A couple of months ago - I add a bunch of Criterion Collection DVDs to my Netflix queue. Make Way for Tomorrow (1937) is one of them. It gets buried at the bottom of a very long list. I forget about it.
Somewhat recently - TCM shows Make Way for Tomorrow. My mom watches it all the way through holding her bladder because she doesn't want to miss a single moment. When it ends, she's left confused but doesn't think about it since she is already running to the bathroom for relief.
The next day - My mom calls me. This is a bilingual recreation of our conversation.
Mom - Raquelle yo vie una pelicula muy buena en el canal 213. Era tan bueno que yo aguantaba la pee-pee para no dejar de verlo. Pero no entendie el final. Yo quiero que tu me ayudas. / Raquelle I saw a very good movie on channel 213 (my mom's name for TCM). It was so good that I held my pee so I wouldn't stop watching it. But I couldn't understand the ending. I want you to help me.
Me - Come se llamaba?/What was it called? (This is a loaded question, usually my mom can't answer this and it's followed by a "What was it about?" "Who was in it?" which causes my mother to get very flustered indeed).
Mom - Yo lo escribi! Make. Way. For. Tomorrow./ I wrote it down. " "
Me - Esta bien. Voy a verlo para ayudarte entender el final./ Ok. I'll watch it to help you understand the ending.
I went to Netflix to see if the film was on DVD and was pleasantly surprised that it was and I had already put it on my queue. I moved it to the top of the list.
Now this isn't the first time my mother has asked me for help figuring out the ending of a film. If the ending has any kind of twist, she gets confused. When I explain the twist to her, then everything makes sense. She had some difficulty with the ending of The Woman in the Window (1944). In that case, she didn't want to believe the ending so she told herself that she misunderstood it. We watched that one together so we followed up the film with a good discussion about the plot. There have been a few movies in which I Googled the film to find out the twist and reported back to her, instead of watching them. In this case, since the film was already of interest to me, I decided to see it for myself.
Sunday evening - Carlos and I just had dinner and we are deciding what movie to watch. I bring up the conversation with my mom and that she needed help understanding the movie. So in pops the DVD into the player and the film starts.
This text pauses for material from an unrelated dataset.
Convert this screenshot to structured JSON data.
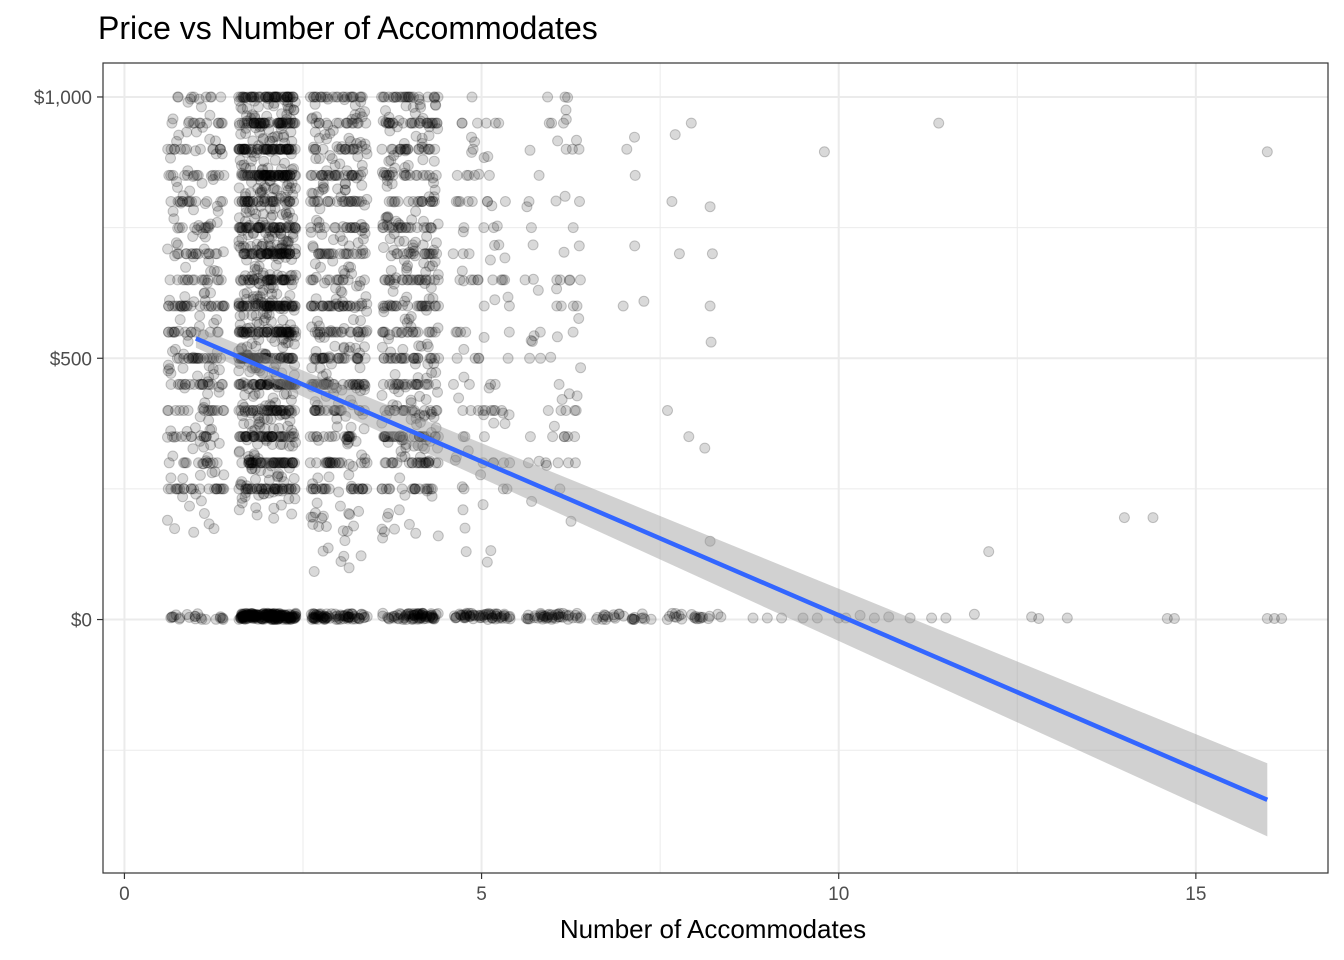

About 30 minutes into the film I start to cry.
The crying gets worse.
Carlos grabs me some tissues.
The crying turns into sobbing.
We have to fast forward through some parts of the film because I just can't take it.
Carlos begs me to stop the movie since it's clearly bothering me but I refuse because I want to help my mother understand the ending.
At the point in the film where the main couple is recreating their honeymoon, I already have a box of tissues, I am hugging a big blanket and I am sobbing uncontrollably.
The film mercifully ends.
Immediately after the film:
I call my mom and I ask her why in the name of all that is good would she make me watch this movie. The words come out of my mouth in between sobs. I explained the ending to her (again she just second-guessed herself, she understood it all along). She profusely apologized for making me watch the film. It's not her fault. She didn't know how it would affect me. Carlos isn't too happy that I suffered so much during the film. He put the DVD into the Netflix sleeve and sealed it up before I even had a chance to watch the DVD extras.
Plot (with some bias and some spoilers): Barkley (Victor Moore) and Lucy Cooper (Beulah Bondi) have been married for 50 years. They have five ungrateful children who are now grown and have lives of their own (not that their lives are any good anyway those idiots). The Coopers are about to be kicked out of their home and have nowhere to go. The ungrateful children split them up and take care of them bregrudgingly. One particularly evil daughter hates taking care of her father, that bitch, and wants to send him to her sister in California. This means the couple, still head-over-heels in love with each other, may be separated permanently because who knows if they will live to see each other again. Those heartless, selfish good-for-nothings separate their parents because at their old age they are an incovenience to them. Those same parents who gave birth to them, raised them, fed them, clothed them and sent them out into the world. And what do the parents get? Jack SHIT. Those ungrateful children should be lined up and shot.
Yes it's a sad film but what reason did I have to sob uncontrollably like I did? I'm talking heaving sobs complete with lots and lots of mucus.
I recommend this film to all of those younger classic film fans who think they are so special because they are young. I think they need to be knocked off the pedestal they put themselves on.
And even though I clearly had a difficult time watching this, I think it's also a film everyone should see. It makes you appreciate life and the special people in it. And because of that, Make Way for Tomorrow is a classic.